Perhaps something in-between would be workable where we wrap each $code
string in e.g. "$___var_your'e_sure_to_never_need_or_want222 = sub
{". "}" or so and then compile everything and call each sub in the
fork?
Of course, there would still be the issue of Test::More compilation,
skip_all and that other fun stuff.
So to get away from that wholesale blindfolded compilation, you really
need to either non-invasively parse (PPI) and reassemble or externally
declare the preloaded modules, right?
I think I would something like a gateway drug to Test::Class where
the "what to preload" is something like include/excludes of lib/*
(don't forget that sticky cross-platform shim that requires Win32
modules) though maybe all of that should be handled by the Build tool
so we're just looking at roughly $(find blib -name '*.pm').
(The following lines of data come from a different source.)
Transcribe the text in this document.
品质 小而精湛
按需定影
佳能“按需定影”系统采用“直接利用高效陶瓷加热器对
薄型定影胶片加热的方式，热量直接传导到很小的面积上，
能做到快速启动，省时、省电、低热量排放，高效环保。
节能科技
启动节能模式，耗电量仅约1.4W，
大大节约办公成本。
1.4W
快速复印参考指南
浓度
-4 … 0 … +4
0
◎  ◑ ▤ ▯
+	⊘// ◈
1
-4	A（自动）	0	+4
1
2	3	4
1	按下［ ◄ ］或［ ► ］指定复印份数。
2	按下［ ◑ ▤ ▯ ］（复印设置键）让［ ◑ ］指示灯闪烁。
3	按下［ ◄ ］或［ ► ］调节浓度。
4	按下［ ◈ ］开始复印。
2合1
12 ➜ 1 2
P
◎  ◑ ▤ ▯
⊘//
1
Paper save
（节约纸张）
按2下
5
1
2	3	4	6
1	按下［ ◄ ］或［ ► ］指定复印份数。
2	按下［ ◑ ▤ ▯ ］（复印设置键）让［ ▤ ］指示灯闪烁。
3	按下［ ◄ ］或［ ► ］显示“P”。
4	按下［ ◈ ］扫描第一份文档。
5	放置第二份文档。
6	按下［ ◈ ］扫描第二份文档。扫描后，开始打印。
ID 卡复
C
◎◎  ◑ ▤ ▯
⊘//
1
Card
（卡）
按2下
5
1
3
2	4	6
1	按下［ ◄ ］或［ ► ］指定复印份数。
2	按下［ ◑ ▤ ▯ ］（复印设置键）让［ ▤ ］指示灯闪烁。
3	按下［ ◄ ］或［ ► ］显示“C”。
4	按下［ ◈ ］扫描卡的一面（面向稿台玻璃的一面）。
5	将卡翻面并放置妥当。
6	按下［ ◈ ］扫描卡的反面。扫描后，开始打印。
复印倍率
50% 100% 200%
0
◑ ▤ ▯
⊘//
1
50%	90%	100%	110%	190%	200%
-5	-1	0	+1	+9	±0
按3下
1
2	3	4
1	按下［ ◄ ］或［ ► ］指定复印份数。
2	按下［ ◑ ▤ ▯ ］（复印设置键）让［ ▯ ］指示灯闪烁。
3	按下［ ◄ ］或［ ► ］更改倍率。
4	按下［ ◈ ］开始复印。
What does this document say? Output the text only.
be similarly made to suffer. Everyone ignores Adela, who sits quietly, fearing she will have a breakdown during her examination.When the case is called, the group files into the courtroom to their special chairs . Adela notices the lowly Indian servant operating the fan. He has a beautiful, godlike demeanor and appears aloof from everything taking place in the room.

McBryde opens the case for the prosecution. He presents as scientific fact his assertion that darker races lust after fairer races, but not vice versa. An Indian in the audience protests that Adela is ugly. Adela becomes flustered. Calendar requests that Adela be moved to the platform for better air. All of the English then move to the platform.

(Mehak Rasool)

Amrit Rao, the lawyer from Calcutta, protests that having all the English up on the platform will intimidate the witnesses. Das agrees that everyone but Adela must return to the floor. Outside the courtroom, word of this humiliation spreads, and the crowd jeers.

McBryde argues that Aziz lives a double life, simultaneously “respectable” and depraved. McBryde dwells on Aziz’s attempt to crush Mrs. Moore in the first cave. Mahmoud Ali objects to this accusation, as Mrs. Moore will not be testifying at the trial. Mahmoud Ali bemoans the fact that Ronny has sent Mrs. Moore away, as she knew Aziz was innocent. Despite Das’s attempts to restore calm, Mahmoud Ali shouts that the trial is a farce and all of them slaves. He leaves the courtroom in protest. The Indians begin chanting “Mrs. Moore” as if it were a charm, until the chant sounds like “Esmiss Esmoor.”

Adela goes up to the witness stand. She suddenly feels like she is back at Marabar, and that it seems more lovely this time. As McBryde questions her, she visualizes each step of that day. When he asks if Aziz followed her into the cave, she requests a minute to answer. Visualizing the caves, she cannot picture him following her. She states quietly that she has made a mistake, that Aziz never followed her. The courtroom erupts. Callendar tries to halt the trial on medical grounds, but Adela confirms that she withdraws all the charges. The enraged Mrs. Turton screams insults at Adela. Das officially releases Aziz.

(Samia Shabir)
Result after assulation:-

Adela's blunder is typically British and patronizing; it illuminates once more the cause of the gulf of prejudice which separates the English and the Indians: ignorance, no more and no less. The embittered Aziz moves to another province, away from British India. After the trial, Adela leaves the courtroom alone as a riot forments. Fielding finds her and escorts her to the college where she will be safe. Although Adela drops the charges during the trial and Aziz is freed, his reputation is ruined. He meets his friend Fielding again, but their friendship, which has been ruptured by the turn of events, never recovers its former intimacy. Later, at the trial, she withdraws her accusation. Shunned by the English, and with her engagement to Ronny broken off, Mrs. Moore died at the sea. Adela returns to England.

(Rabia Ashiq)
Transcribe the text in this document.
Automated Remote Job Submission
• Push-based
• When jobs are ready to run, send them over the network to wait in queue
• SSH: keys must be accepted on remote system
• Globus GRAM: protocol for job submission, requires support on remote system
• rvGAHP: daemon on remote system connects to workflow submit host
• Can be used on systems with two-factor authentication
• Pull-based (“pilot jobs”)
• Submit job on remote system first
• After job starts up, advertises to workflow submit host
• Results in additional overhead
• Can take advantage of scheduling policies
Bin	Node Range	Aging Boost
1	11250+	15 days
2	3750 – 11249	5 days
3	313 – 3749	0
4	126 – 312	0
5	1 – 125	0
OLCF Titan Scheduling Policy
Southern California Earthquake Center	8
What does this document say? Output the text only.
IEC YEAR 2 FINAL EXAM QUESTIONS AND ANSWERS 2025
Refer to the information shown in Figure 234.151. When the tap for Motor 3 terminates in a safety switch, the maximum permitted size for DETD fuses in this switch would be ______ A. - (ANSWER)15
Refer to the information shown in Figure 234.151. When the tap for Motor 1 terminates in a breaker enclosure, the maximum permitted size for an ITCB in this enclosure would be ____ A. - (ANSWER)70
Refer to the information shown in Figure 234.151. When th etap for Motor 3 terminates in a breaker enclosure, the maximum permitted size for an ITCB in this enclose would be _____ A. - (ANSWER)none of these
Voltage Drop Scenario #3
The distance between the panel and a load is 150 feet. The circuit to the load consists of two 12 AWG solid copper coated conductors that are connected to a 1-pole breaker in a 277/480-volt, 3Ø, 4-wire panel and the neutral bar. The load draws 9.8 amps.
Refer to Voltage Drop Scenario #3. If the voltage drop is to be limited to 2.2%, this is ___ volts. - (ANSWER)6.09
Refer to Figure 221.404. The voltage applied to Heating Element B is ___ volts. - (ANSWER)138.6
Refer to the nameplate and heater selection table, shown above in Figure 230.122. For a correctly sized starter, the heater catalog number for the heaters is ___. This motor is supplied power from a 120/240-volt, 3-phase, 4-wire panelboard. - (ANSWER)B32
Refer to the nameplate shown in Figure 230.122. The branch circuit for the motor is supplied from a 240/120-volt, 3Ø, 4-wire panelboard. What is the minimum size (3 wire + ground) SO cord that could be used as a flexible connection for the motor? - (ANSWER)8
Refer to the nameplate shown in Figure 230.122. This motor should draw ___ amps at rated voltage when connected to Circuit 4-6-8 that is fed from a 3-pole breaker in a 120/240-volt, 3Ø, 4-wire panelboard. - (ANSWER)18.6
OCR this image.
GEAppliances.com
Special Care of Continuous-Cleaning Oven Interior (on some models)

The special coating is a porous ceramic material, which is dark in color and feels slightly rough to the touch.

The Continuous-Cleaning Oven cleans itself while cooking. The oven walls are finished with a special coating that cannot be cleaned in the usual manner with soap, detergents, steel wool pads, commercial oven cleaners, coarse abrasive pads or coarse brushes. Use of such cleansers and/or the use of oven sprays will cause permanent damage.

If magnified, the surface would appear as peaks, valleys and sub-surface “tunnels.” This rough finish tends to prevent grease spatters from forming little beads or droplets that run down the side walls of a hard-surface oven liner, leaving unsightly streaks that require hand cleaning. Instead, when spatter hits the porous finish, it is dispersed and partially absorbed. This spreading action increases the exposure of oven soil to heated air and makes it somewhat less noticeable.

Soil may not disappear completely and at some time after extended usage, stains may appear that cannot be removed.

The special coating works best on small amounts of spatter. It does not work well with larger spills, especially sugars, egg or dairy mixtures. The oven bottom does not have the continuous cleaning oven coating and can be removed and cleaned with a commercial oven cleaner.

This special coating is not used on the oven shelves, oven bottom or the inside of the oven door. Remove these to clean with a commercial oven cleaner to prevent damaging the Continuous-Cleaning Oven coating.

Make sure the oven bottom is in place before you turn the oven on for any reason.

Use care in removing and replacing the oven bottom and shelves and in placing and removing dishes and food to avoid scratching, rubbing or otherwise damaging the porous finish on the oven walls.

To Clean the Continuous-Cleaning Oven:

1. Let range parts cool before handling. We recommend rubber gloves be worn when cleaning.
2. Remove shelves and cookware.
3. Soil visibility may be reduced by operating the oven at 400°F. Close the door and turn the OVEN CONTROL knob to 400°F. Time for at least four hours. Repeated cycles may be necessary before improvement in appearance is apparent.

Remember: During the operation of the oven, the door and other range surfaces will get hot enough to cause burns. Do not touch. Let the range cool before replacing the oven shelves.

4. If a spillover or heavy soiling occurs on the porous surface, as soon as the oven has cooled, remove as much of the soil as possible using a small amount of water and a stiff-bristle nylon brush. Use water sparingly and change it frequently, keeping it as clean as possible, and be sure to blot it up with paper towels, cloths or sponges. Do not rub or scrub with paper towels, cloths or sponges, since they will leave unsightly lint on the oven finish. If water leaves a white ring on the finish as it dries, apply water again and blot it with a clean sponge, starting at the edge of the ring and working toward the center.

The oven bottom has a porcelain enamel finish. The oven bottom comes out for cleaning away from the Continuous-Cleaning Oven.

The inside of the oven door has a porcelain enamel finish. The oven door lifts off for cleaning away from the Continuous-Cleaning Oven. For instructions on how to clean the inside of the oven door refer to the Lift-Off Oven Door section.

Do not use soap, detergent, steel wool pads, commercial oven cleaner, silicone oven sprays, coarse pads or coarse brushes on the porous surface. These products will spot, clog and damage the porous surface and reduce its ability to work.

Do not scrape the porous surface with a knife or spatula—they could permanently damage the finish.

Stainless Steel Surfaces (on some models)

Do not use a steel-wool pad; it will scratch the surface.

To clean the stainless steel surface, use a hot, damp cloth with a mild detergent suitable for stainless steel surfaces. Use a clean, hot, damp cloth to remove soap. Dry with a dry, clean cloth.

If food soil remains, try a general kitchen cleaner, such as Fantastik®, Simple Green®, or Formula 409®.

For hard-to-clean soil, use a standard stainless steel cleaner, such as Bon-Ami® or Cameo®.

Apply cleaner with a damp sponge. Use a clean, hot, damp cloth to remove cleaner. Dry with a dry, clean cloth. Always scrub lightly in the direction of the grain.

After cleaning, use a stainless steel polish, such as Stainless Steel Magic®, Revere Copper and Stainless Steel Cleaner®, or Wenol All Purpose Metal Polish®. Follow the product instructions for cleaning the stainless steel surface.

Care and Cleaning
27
And, maybe even looking at it through the lens of mst's PPerl with
SGI::FAM causing it to continually try pre-loading as you're making
changes so by the time you can hit alt+tab it has already compiled all
of blib?
Of course, a lot of that probably happens at the harness level (pprove?)
rather than in a .t file.
I also wonder about debug-ability where the `prove aggtests/foo.t` is
potentially a completely different landscape than the full run. If the
full run is 10 minutes and the landscape-specific failure is at the end
that seems a bit costly.
--Eric
--
The only thing that could save UNIX at this late date would be a new $30
shareware version that runs on an unexpanded Commodore 64.